Wednesday, July 20, 2011

HIV: More Voluntary Testing Recommended

HIV: More Voluntary Testing Recommended

Two research articles1,2 and an editorial3 in the February 10, 2005 New England Journal of Medicine suggested that routine HIV testing be expanded outside of high-risk group to the U.S. general population, or to all but those at lowest risk. Current U.S. CDC guidelines recommend routine use of screening in populations with more than 1% of people infected, but the new articles used different statistical analyses of existing data to show that some HIV screening could be cost effective even in populations with only 0.1% infected -- the prevalence of HIV in the entire U.S. population. For the general public, one-time screening would be most important, but testing every five years or every three years may also be justified for many groups. This HIV testing would have to be voluntary (meaning that individuals could refuse to be tested), or some people would avoid medical care for other conditions in order to avoid the test.

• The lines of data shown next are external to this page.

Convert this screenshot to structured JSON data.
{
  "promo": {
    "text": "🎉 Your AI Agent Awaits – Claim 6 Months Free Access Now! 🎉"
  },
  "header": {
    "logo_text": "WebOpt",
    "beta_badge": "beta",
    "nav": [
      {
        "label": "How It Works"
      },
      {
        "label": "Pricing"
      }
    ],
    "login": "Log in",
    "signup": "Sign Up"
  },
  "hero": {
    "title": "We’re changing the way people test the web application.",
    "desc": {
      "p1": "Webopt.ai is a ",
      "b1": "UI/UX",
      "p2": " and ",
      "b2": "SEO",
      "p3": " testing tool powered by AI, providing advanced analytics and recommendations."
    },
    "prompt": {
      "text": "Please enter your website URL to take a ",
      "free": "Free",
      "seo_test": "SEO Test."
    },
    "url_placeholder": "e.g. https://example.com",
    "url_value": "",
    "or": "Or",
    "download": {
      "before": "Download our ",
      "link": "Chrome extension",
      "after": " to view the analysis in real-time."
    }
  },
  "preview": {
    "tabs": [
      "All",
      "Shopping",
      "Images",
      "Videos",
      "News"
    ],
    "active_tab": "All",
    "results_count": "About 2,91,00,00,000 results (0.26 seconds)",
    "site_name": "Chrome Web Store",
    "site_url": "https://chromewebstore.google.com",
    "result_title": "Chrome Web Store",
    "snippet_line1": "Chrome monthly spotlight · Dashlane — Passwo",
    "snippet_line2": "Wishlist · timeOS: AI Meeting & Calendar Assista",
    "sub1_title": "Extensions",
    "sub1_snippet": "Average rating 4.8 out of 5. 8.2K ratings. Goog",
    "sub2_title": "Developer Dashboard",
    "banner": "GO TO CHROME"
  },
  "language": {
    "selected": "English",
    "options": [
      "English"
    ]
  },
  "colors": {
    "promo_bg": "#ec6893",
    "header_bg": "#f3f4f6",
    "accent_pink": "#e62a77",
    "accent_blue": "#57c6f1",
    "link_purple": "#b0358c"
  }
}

Both studies found that "the effects of screening would extend survival by 1.5 years for the average HIV-infected patient"3 by catching infection earlier when treatment could be more effective. One of the studies also estimated that "routine one-time screening would reduce the annual rate of transmission by slightly more than 20%"3 -- because many of the estimated 280,000 Americans who today do not know they have HIV would learn about taking precautions, and those who learn they are negative may be more motivated to make sure they stay that way.

This work was completed before the report on the possible HIV "super strain" in one patient in New York City. If a more dangerous virus is in fact spreading in the U.S. (which is not known as of February 2005), expanded testing could help to protect against it.


The editorial notes that new resources will need to be made available. By coincidence, the Early Treatment for HIV Act, recently introduced in Congress, would help people pay for treatment before they become disabled -- an important part of making expanded testing work (see the article on early Medicaid treatment in this issue).